Liberal çevrecilerin çevre sorunu üzerine ortaya attığı çözüm önerilerinin etkisini görmemiz, ekolojistlerin iddia ettikleri bir çevre çözümünün etkilerini görmekten daha kolaydır. Çünkü onların doğayı kurtarma planlarının gerçekleştiği bir dünyada yaşıyoruz ve çevre sorunu-iklim krizi çözüme ulaşmaktansa daha da derinleşiyor. Özellikle Kyoto Protokolü, Paris İklim Antlaşması gibi uluslararası anlaşmalarla çözüme ulaşacağını iddia eden liberal çevreci hareket, karbon salınımında başı çeken ABD ve Çin gibi ülkeleri bu anlaşmalarla bağlayabilmiş değil. Gretha’nın Türkiye’yi BM’ye şikâyet etmesi boşuna değildir. ABD ve Çin’i şikâyet edemez. Sebebi ise uluslararası antlaşmalar devletlerin kendi isteğiyle kendini sınırlaması anlamına geldiği için imzalamayanlar açısından bir bağlayıcılığı yahut yaptırımı yoktur. Bu devletlerin burjuvazisi böyle bir yükün altına girmemiştir. Liberal çevrecilerin ulusal-uluslararası kurumlardan bir kurtuluş beklemesi de burada boşa çıkmıştır.
Yeni teknolojilerle gelen bir kurtuluş iddia edilmiş fakat aynı zamanda “Doğa dostu ürünleri al doğayı kurtar” mantığı pazarlanmıştır. Doğayı korumak bireysel tüketim yoluyla gerçekleşecek bir idealmiş gibi yansıtılmıştır. Tabi bu ürünleri üretirken ki hammadde kullanımı ve doğa talanı yaratılan algıyla geri plana atılmaktadır. Okullarda verilen eğitimde sıkça duyduğumuz “fabrika bacalarına filtre takılması”yla bu sorunun çözüleceği de liberal teorinin eğitim sistemine yansımasıdır.

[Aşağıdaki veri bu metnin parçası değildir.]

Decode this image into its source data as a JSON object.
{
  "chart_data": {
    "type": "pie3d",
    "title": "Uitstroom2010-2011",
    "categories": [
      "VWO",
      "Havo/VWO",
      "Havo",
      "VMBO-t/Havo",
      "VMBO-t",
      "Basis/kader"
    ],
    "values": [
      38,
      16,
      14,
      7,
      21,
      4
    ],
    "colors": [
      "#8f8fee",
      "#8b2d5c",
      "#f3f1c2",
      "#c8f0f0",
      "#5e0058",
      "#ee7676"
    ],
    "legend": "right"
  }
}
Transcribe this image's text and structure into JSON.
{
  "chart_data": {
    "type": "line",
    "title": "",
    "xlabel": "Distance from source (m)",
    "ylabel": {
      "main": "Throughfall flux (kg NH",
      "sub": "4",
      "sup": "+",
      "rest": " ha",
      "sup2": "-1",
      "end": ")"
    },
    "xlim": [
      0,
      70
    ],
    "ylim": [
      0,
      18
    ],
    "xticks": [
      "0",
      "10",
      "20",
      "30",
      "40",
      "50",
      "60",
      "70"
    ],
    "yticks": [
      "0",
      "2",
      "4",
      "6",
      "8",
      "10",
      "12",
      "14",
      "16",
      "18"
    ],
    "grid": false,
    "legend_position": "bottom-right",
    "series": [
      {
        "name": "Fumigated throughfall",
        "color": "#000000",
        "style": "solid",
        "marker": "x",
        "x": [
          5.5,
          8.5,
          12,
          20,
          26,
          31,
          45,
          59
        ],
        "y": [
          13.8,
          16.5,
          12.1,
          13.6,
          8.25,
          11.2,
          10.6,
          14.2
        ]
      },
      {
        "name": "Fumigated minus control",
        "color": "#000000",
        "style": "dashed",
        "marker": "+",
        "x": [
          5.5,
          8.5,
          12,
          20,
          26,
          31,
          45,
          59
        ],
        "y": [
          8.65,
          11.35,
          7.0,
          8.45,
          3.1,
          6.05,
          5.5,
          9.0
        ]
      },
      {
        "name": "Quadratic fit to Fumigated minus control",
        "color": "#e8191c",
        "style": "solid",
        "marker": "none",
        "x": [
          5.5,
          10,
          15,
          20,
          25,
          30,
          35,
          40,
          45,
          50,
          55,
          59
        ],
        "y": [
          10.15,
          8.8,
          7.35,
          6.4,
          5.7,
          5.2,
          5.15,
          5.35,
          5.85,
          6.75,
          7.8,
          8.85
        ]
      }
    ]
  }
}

Ekolojistlerin ise kapitalizm eleştirisiyle başlamaları ve çevre sorununu sistem sorunu olarak ele almaları doğru bir noktadır. Fakat ekolojistlerin alternatif sistem önerileri küçük üreticiyi destekleme, zanaatkar üretimine dönüş yönündedir. Bu proleterleşmenin görmezden gelinmesi, üretici güçlerin gelişiminin yanlış bir okuması olduğu için teorileri ütopik bir çizgidedir.

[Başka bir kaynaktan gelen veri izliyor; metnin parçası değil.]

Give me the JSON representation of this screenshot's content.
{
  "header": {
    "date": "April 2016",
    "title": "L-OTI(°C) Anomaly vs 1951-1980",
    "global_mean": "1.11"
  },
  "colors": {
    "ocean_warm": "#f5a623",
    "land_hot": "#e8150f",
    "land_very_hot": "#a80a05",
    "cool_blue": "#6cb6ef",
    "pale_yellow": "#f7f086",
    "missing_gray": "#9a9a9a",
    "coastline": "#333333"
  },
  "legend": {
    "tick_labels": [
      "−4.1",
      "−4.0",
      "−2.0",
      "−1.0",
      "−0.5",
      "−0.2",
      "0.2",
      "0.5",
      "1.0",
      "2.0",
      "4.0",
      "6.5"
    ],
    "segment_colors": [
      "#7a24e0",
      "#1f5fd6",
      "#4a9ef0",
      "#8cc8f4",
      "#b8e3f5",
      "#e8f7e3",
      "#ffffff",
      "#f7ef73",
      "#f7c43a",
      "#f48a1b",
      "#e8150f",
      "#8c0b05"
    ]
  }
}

Aynı zamanda kapitalist üretimin anarşik yapısı, sürdürülebilir büyüme ile kamufle edilmeye çalışılıyor fakat burada sürdürülebilirliğin temel amacı doğanın değil kapitalist sömürünün doğa ve insan üzerindeki tahakkümünün sürdürülebilirliğidir. İhtiyaç odaklı bir üretim şeklinden uzak, kar ve rant odaklı kapitalist sistem devam ettikçe; çevre sorunu, iklim krizi gibi olgular da devam edecektir. Çok açıktır ki kapitalist üretim biçimiyle ortaya çıkmış sorun yine kapitalist üretim şeklinin değiştirilmesiyle çözülecektir.
*Gaea Yunan mitolojisinde yeryüzünü simgeleyen tanrıçadır. “Toprak ana”dır.